Poemas de amor de Alfonsina Storni

I.

Acababa noviembre cuando te encontré. El cielo estaba azul y los árboles muy verdes. Yo había dormitado largamente, cansada de esperarte, creyendo que no llegarías jamás. Decía a todos: mirad mi pecho, ¿veis?, mi corazón está lívido, muerto, rígido. Y hoy, digo: mirad mi pecho: mi corazón está rojo, jugoso, maravillado.

III.

Esta madrugada, mientras reposaba, has pasado por mi casa. Con el paso lento y el aliento corto, para no despertarme, te deslizaste a la vera de mi balcón. Yo dormía, pero te vi en sueños pasar silencioso: estabas muy pálido y tus ojos me miraban tristemente, como la última vez que te vi. Cuando desperté nubes blancas corrían detrás de ti para alcanzarte.

VI.

Por sobre todas las cosas amo tu alma. A través del velo de tu carne la veo brillar en la obscuridad: me envuelve, me transforma, me satura, me hechiza. Entonces hablo para sentir que existo, porque si no hablara mi lengua se paralizaría, mi corazón dejaría de latir, toda yo me secaría deslumbrada.

VII.

Cada vez que te dejo retengo en mis ojos el resplandor de tu última mirada. Y, entonces, corro a encerrarme, apago las luces, evito todo ruido para que nada me robe un átomo de la substancia etérea de tu mirada, su infinita dulzura, su límpida timidez, su fino arrobamiento. Toda la noche, con la yema rosada de los dedos, acaricio los ojos que te miraron.

X.

Cuando recibí tus primeras palabras de amor, había en mi cuarto mucha claridad. Me precipité sobre las puertas y las cerré. Yo era sagrada, sagrada. Nada, nadie, ni la luz, debía tocarme.

XIV.

Estás circulando por mis venas. Yo te siento deslizar pausadamente. Apoyo los dedos en las arterias de las sienes, del cuello, de los puños, para palparte.

XVI.

Te hablé también alguna vez, en mis cartas, de mi mano desprendida de mi cuerpo y volando en la noche a través de la ciudad para hallarte.

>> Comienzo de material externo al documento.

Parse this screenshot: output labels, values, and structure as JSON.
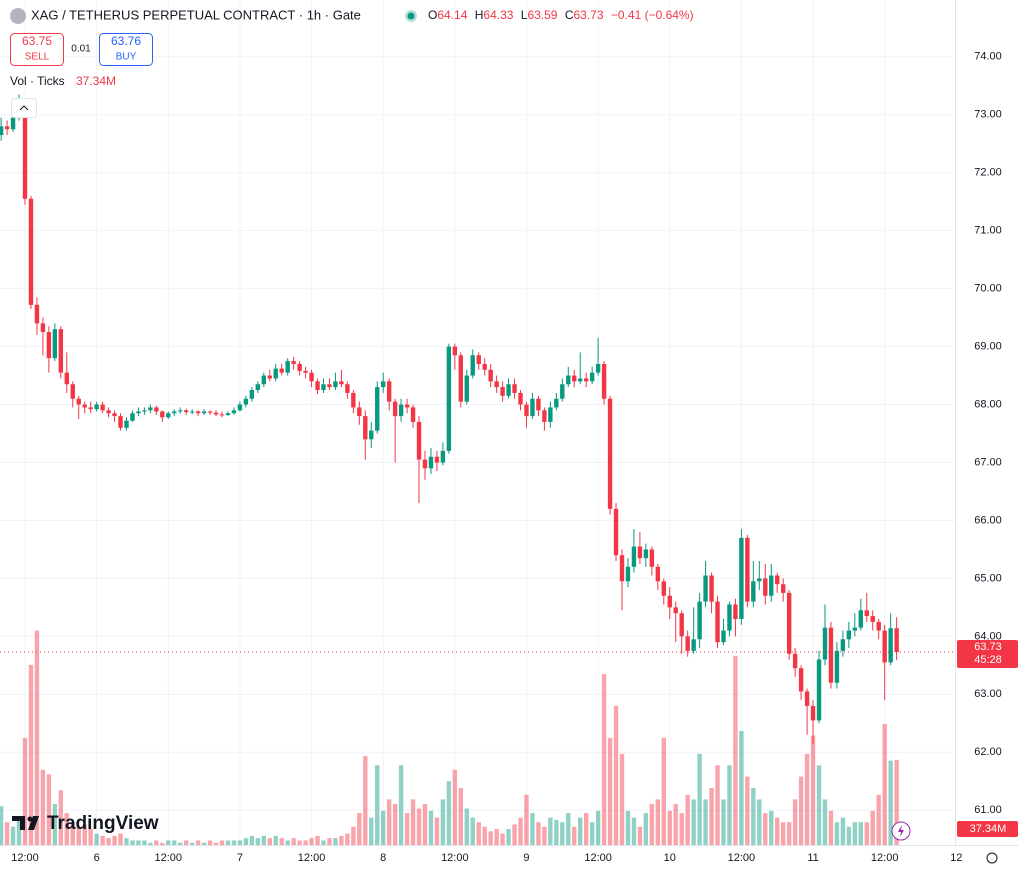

Si estabas cenando en tu casa, ¿no reparaste en la gran mariposa que, insistente, te circuía ante la mirada tranquila de tus familiares?

XXIII.

Miro el rostro de las demás mujeres con orgullo y el de los demás hombres con indiferencia. Me alejo de ellos acariciando mi sueño. En mi sueño tus ojos danzan lánguidamente al compás de una embriagadora música de primavera.

XXVIII.

Parece por momentos que mi cuarto estuviera poblado de espíritus, pues en la oscuridad oigo suspiros misteriosos y alientos distintos que cambian de posición a cada instante. ¿Los has mandado tú? ¿Eres tú mismo que te multiplicas invisible a mi alrededor?

XL.

He hecho como los insectos. He tomado tu color y estoy viviendo sobre tu corteza, invisible, inmóvil, miedosa de ser reconocida.

XLIX.

Pienso si lo que estoy viviendo no es un sueño. Pienso si no me despertaré dentro de un instante. Pienso si no seré arrojada a la vida como antes de quererte. Pienso si no me obligarás a vagar de nuevo, de alma en alma, sin encontrarte.

LIII.

Por veces te propuse viajes absurdos. —Vámonos, te dije, a donde estemos solos, el clima sea suave y buenos los hombres. Te veré al despertarme y desayunaremos juntos. Luego nos iremos descalzos a buscar piedras curiosas y flores sin perfume. Durante la siesta, tendida en mi hamaca bajo las ramas —huesos negros y ásperos de los árboles adulzurados por la piedad blanda de las hojas— me dormiré para soñarte. Cuando despierte, más cerca aún que en el sueño, te hallaré a mi lado. Y de noche me dejarás en la puerta de mi alcoba.